«La Ligue est ébranlée, parce qu’effectivement elle progresse moins vite que prévu. Mais la Ligue reste quand le même premier parti d’Italie.»
La journaliste Marie d’Armagnac résume ainsi la dynamique politique dans la Botte. Spécialiste du pays, l’auteur de Matteo Salvini, l’indiscipliné (Éd. Toucan-L’Artilleur) estime que les sept élections régionales qui ont eu lieu les 20 et 21 septembre n’illustrent pas réellement les tendances politiques profondes du pays.
La gauche, qui n’a perdu qu’une seule région tout en en conservant trois autres, dont les Pouilles et «la place forte rouge de la Toscane», a été qualifiée de victorieuse par les médias, prompts à y voir un échec personnel de Matteo Salvini.
À l’instar du scrutin régional en Émilie-Romagne en janvier, l’ex-ministre de l’Intérieur et dirigeant de la Ligue «s’était mis en tête de remporter la plus dure des régions à faire tomber». Le bastion toscan s’est effectivement révélé «inexpugnable». Défendu par Eugenio Giani, le candidat de la gauche, celui-ci a été crédité d’environ 47% des votes, contre quelque 40% à Susanna Ceccardi, la candidate de la Ligue.
Cette victoire en trompe-l’œil de la gauche, associée au succès du «Oui» au référendum sur la réduction du nombre de parlementaires, soutenu par le Mouvement 5 étoiles, permet tout à fait au gouvernement de coalition PD-M5S de s’assurer du «répit et de la stabilité» avant les prochaines élections générales en 2023.
Le «score bulgare» de la Ligue en Vénétie
Un gouvernement à gauche face à une société italienne en voie de droitisation, tel est le paradoxe que souligne Marie d’Armagnac. Car c’est une réalité depuis les élections de 2018, l’Italie penche nettement à droite.
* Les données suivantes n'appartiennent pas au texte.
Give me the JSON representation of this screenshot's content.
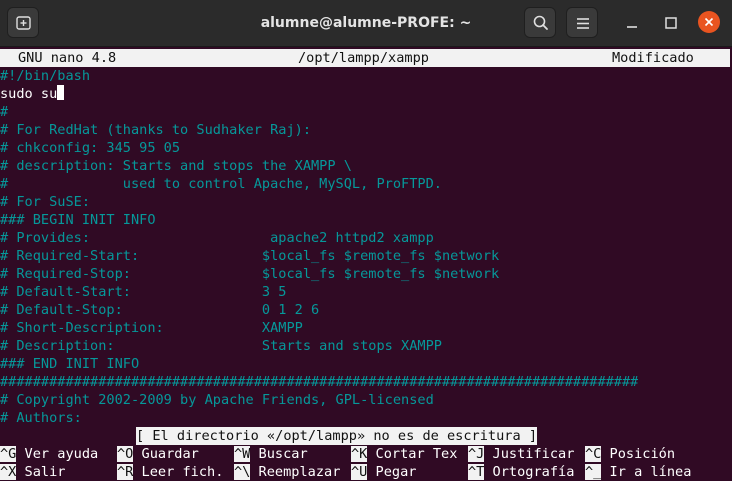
{
  "window": {
    "title": "alumne@alumne-PROFE: ~",
    "accent_close": "#e95420"
  },
  "header": {
    "version": "GNU nano 4.8",
    "filename": "/opt/lampp/xampp",
    "state": "Modificado"
  },
  "lines": [
    {
      "text": "#!/bin/bash",
      "color": "#06989a"
    },
    {
      "text": "sudo su",
      "color": "#ffffff"
    },
    {
      "text": "#",
      "color": "#06989a"
    },
    {
      "text": "# For RedHat (thanks to Sudhaker Raj):",
      "color": "#06989a"
    },
    {
      "text": "# chkconfig: 345 95 05",
      "color": "#06989a"
    },
    {
      "text": "# description: Starts and stops the XAMPP \\",
      "color": "#06989a"
    },
    {
      "text": "#              used to control Apache, MySQL, ProFTPD.",
      "color": "#06989a"
    },
    {
      "text": "# For SuSE:",
      "color": "#06989a"
    },
    {
      "text": "### BEGIN INIT INFO",
      "color": "#06989a"
    },
    {
      "text": "# Provides:                      apache2 httpd2 xampp",
      "color": "#06989a"
    },
    {
      "text": "# Required-Start:               $local_fs $remote_fs $network",
      "color": "#06989a"
    },
    {
      "text": "# Required-Stop:                $local_fs $remote_fs $network",
      "color": "#06989a"
    },
    {
      "text": "# Default-Start:                3 5",
      "color": "#06989a"
    },
    {
      "text": "# Default-Stop:                 0 1 2 6",
      "color": "#06989a"
    },
    {
      "text": "# Short-Description:            XAMPP",
      "color": "#06989a"
    },
    {
      "text": "# Description:                  Starts and stops XAMPP",
      "color": "#06989a"
    },
    {
      "text": "### END INIT INFO",
      "color": "#06989a"
    },
    {
      "text": "##############################################################################",
      "color": "#06989a"
    },
    {
      "text": "# Copyright 2002-2009 by Apache Friends, GPL-licensed",
      "color": "#06989a"
    },
    {
      "text": "# Authors:",
      "color": "#06989a"
    }
  ],
  "status_message": "[ El directorio «/opt/lampp» no es de escritura ]",
  "shortcuts_row1": [
    {
      "key": "^G",
      "label": " Ver ayuda"
    },
    {
      "key": "^O",
      "label": " Guardar"
    },
    {
      "key": "^W",
      "label": " Buscar"
    },
    {
      "key": "^K",
      "label": " Cortar Tex"
    },
    {
      "key": "^J",
      "label": " Justificar"
    },
    {
      "key": "^C",
      "label": " Posición"
    }
  ],
  "shortcuts_row2": [
    {
      "key": "^X",
      "label": " Salir"
    },
    {
      "key": "^R",
      "label": " Leer fich."
    },
    {
      "key": "^\\",
      "label": " Reemplazar"
    },
    {
      "key": "^U",
      "label": " Pegar"
    },
    {
      "key": "^T",
      "label": " Ortografía"
    },
    {
      "key": "^_",
      "label": " Ir a línea"
    }
  ]
}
La coalition rassemblant Forza Italia de Berlusconi, la Ligue de Salvini et Fratelli d’Italia de Meloni gouvernera ainsi quinze régions dans le pays, contre seulement cinq pour la gauche.
La bataille toscane ne peut ainsi faire oublier le «score bulgare» obtenu par un autre baron de la Ligue, Luca Zaia, qui s’assure en Vénétie un troisième mandat, avec plus de 70% des voix. C’est aussi le parti Fratelli d’Italia, qualifié dans la presse de post-fasciste, mené par Giorgia Meloni, qui s’impose progressivement, «passant en un an de 5 à 15%». Son candidat, Francesco Acquaroli, a même ravi à la gauche la région des Marches.
La traversée du désert de Salvini
En perte de vitesse, Matteo Salvini peut-il être dépassé à sa droite? Marie d’Armagnac est sceptique, l’histoire des deux partis, ainsi que leurs terres traditionnelles d’implantation, étant différente. Fratelli d’Italia est davantage représentée dans le sud, alors que l’origine historique de la Ligue est au nord du pays. Cette rivalité naissante serait avant tout une construction médiatique, poursuit-elle.
«Il a pris la succession de Berlusconi, sur lequel tous les médias s’acharnaient dans les années 90 et 2000. Maintenant, toutes les attaques sont effectivement concentrées sur lui dans les médias italiens, tandis que Giorgia Meloni, de Fratelli d’Italia, l’héritière du MSI, est relativement épargnée. C’est un jeu médiatique assez transparent, qui a déjà eu lieu. Quand il y avait Berlusconi, on a essayé de diviser pour mieux régner.»
«À mon sens, il a mal choisi le moment de faire tomber le gouvernement, il aurait dû le faire soit tout de suite après les Européennes, soit un peu plus tard, mais certainement pas en plein été. Cette crise n’a peut-être été pas très bien perçue.»
Enfin, Marie d’Armagnac estime que la crise sanitaire qu’a subie de plein fouet la péninsule a davantage profité politiquement au gouvernement:
«Comme toujours en cas de crise, la prime de satisfaction va à celui qui gère et pas à ceux qui sont dans l’opposition», conclut-elle.